I’m porting a scientific application written in Fortran to GPUs.
After I porting a subroutine into a device subroutine, I found that the result are not identical with the one produced by CPU.
After some experiments, I found that when executing Fortran intrinsics “EXP()”, the GPU and CPU producing different result.
Here is the code:
REAL , INTENT(IN) :: DT ! DT is a single precision float
REAL , INTENT(IN) :: HSCALE ! HSCALE is a single precision float
REAL , INTENT(INOUT) :: RAUTO ! RAUTO is where the result store, and is also single precision float
RAUTO=EXP(-DT/HSCALE) ! The input DT=60.0, HSCALE=10800.0
This code simply means that RAUTO =e^(-DT/HSCALE), and DT=60.0, HSCALE=10800.0
When compiling using pgi fortran compiler for cc6.0(pascal)(Command lines are: pgfortran -c -O3 -Mfree -Mcuda -Mcuda=cc60 filename), the Result RAUTO is 0.994459807873 (I use format to output more digits than single precision number default).
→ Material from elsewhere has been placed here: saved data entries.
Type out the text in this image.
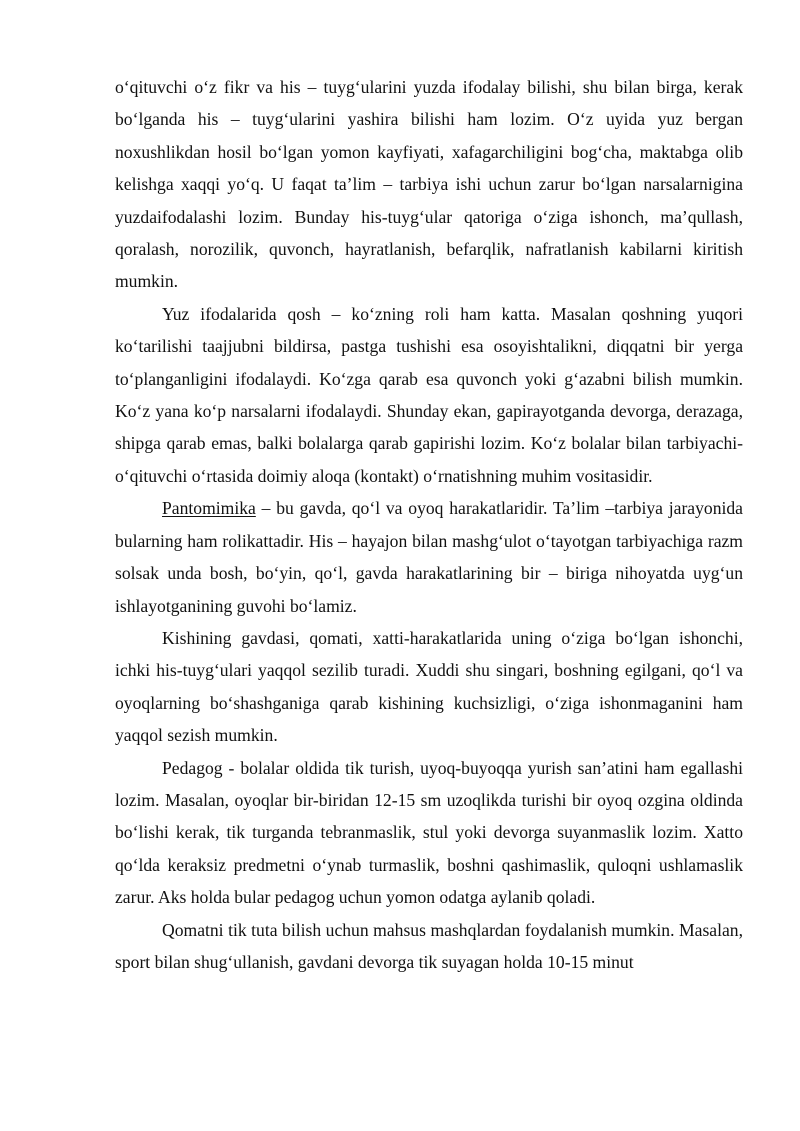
o‘qituvchi o‘z fikr va his – tuyg‘ularini yuzda ifodalay bilishi, shu bilan birga, kerak bo‘lganda his – tuyg‘ularini yashira bilishi ham lozim. O‘z uyida yuz bergan noxushlikdan hosil bo‘lgan yomon kayfiyati, xafagarchiligini bog‘cha, maktabga olib kelishga xaqqi yo‘q. U faqat ta’lim – tarbiya ishi uchun zarur bo‘lgan narsalarnigina yuzdaifodalashi lozim. Bunday his-tuyg‘ular qatoriga o‘ziga ishonch, ma’qullash, qoralash, norozilik, quvonch, hayratlanish, befarqlik, nafratlanish kabilarni kiritish mumkin.

Yuz ifodalarida qosh – ko‘zning roli ham katta. Masalan qoshning yuqori ko‘tarilishi taajjubni bildirsa, pastga tushishi esa osoyishtalikni, diqqatni bir yerga to‘planganligini ifodalaydi. Ko‘zga qarab esa quvonch yoki g‘azabni bilish mumkin. Ko‘z yana ko‘p narsalarni ifodalaydi. Shunday ekan, gapirayotganda devorga, derazaga, shipga qarab emas, balki bolalarga qarab gapirishi lozim. Ko‘z bolalar bilan tarbiyachi-o‘qituvchi o‘rtasida doimiy aloqa (kontakt) o‘rnatishning muhim vositasidir.

Pantomimika – bu gavda, qo‘l va oyoq harakatlaridir. Ta’lim –tarbiya jarayonida bularning ham rolikattadir. His – hayajon bilan mashg‘ulot o‘tayotgan tarbiyachiga razm solsak unda bosh, bo‘yin, qo‘l, gavda harakatlarining bir – biriga nihoyatda uyg‘un ishlayotganining guvohi bo‘lamiz.

Kishining gavdasi, qomati, xatti-harakatlarida uning o‘ziga bo‘lgan ishonchi, ichki his-tuyg‘ulari yaqqol sezilib turadi. Xuddi shu singari, boshning egilgani, qo‘l va oyoqlarning bo‘shashganiga qarab kishining kuchsizligi, o‘ziga ishonmaganini ham yaqqol sezish mumkin.

Pedagog - bolalar oldida tik turish, uyoq-buyoqqa yurish san’atini ham egallashi lozim. Masalan, oyoqlar bir-biridan 12-15 sm uzoqlikda turishi bir oyoq ozgina oldinda bo‘lishi kerak, tik turganda tebranmaslik, stul yoki devorga suyanmaslik lozim. Xatto qo‘lda keraksiz predmetni o‘ynab turmaslik, boshni qashimaslik, quloqni ushlamaslik zarur. Aks holda bular pedagog uchun yomon odatga aylanib qoladi.

Qomatni tik tuta bilish uchun mahsus mashqlardan foydalanish mumkin. Masalan, sport bilan shug‘ullanish, gavdani devorga tik suyagan holda 10-15 minut
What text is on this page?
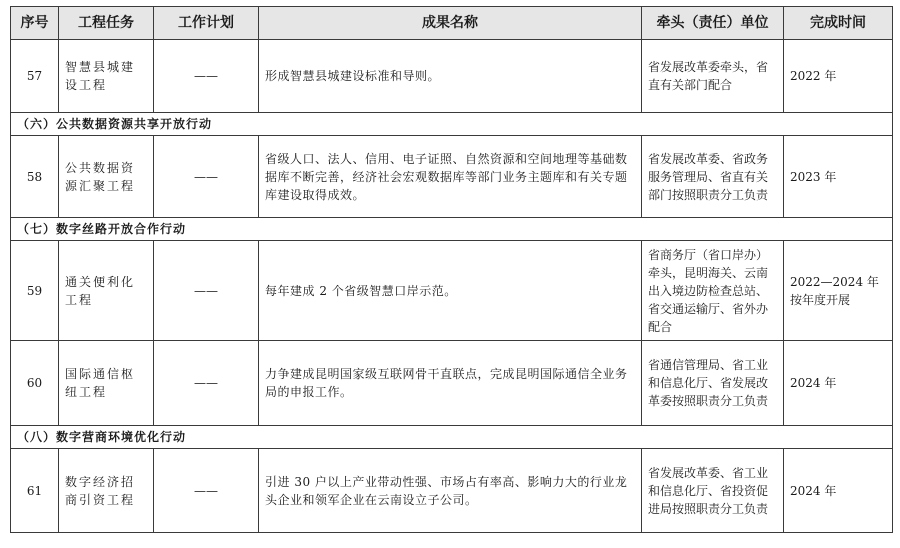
序号	工程任务	工作计划	成果名称	牵头（责任）单位	完成时间
57	智慧县城建设工程	——	形成智慧县城建设标准和导则。	省发展改革委牵头，省直有关部门配合	2022 年
（六）公共数据资源共享开放行动					
58	公共数据资源汇聚工程	——	省级人口、法人、信用、电子证照、自然资源和空间地理等基础数据库不断完善，经济社会宏观数据库等部门业务主题库和有关专题库建设取得成效。	省发展改革委、省政务服务管理局、省直有关部门按照职责分工负责	2023 年
（七）数字丝路开放合作行动					
59	通关便利化工程	——	每年建成 2 个省级智慧口岸示范。	省商务厅（省口岸办）牵头，昆明海关、云南出入境边防检查总站、省交通运输厅、省外办配合	2022—2024 年按年度开展
60	国际通信枢纽工程	——	力争建成昆明国家级互联网骨干直联点，完成昆明国际通信全业务局的申报工作。	省通信管理局、省工业和信息化厅、省发展改革委按照职责分工负责	2024 年
（八）数字营商环境优化行动					
61	数字经济招商引资工程	——	引进 30 户以上产业带动性强、市场占有率高、影响力大的行业龙头企业和领军企业在云南设立子公司。	省发展改革委、省工业和信息化厅、省投资促进局按照职责分工负责	2024 年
When using the same compiler for x64 CPU using emulation flag(Command lines are: pgfortran -c -O3 -Mfree -Mcuda -Mcuda=emu filename), the result is 0.994459867477.
And if I compile the whole program using emulation flag(that is running cuda threads on CPU), the output result are identical to origin CPU program. So together with the finding above, I believe that the differences are due to how GPU and CPU calculate EXP.
So, is that true that CPU and GPU are calculating EXP intrinsics differently? To my knowledge, GPU has dedicated Hardware called “Special function Units” that calculate these intrinsics, while CPU depends on compiler’s software implementation to do the calculation.
By the way, are there any methods to make CPU and GPU produce identical results for these intrinsics?